The new program will also bring the company directly in contact with even more of those online visitors that have been a good source of new business and help compete with rival Sotheby’s, itself active in Asia. The first online course, “Inside the Global Art World,” runs five weeks and aims to give an in-depth understanding of the global art world and its ecosystem of artists, private dealers, galleries, collectors, auction houses, art fairs, biennials, and museums.   Wang Wei, co-founder of the Long Museum in Shanghai, was interviewed for the Mandarin version. “It’s easier today to talk to Mandarin speakers” on an online platform “than to launch a degree here in China because there are restrictions about education,” Cerutti said.  What’s more, there are a lot of mainlanders online: more than 700 million as of last year, tops in the world.  “We think it’s a good route, and we hope the program will be successful,” he said.

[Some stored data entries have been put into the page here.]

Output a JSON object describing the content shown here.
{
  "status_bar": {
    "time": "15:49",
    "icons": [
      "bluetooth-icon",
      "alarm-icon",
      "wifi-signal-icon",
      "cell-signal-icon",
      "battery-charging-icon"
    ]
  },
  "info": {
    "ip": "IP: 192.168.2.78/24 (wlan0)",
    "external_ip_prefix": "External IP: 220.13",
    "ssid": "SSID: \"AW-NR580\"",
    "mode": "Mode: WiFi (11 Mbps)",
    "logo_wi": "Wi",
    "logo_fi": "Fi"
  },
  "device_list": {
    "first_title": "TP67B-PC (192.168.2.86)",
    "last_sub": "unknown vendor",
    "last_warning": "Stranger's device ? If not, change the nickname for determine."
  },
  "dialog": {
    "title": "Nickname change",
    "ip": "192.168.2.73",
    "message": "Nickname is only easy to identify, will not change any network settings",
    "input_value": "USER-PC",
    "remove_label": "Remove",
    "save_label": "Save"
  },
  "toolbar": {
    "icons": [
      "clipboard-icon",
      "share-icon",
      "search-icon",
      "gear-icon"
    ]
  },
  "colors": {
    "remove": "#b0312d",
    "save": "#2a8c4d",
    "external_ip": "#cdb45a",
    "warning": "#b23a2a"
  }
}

Christie’s also faces restrictions on its core auction business. At present, foreign auction houses can only sell post-1949 pieces.  Nevertheless, Christie’s decided five years ago to take the plunge and open an auction business in Shanghai. “It has been our strategy to be where our clients are,” he said.  “To date, we are the only international auction house operating on its own with auction sales in mainland China because we strongly believe that it’s part of the future of the art market that is (being) written here in China.” Records fell in September in Shanghai at a Christie’s auction near its city headquarters in Rockbund near the historic Bund. (See related stories here and here.)  “Shanghai is establishing itself as a hub with museums. At this stage of development of the auction market in China, Shanghai is the relevant place to be,” Cerutti said. Eventually, he hopes that “demonstrating our good will for China and resilience will convince the Chinese authorities progressively to open up the market.”

Cerutti believes China will ease up because he has seen the French government do something similar nearly two decades. “I’m a French man, and I’m in a good position to remember that France 15 years ago had more or less the same regulations as China.  The market was open to international auction houses like Christie’s only in 2001.  Since then, the French market has been growing. The fear of course of the people that were against the liberalization of the market was that the international auction houses would eventually dry up the market. The exact opposite happened.  It was the possibility of attracting international sellers.”

“We have been growing the market there,” he said. “We think we could grow the art market in China and be a real cultural player if we were allowed to sell cultural relics, and if the regulation was slightly softened.  That’s our hope. We know that in China it’s often a question of the long term, and we’re ready for a long march toward the opening.”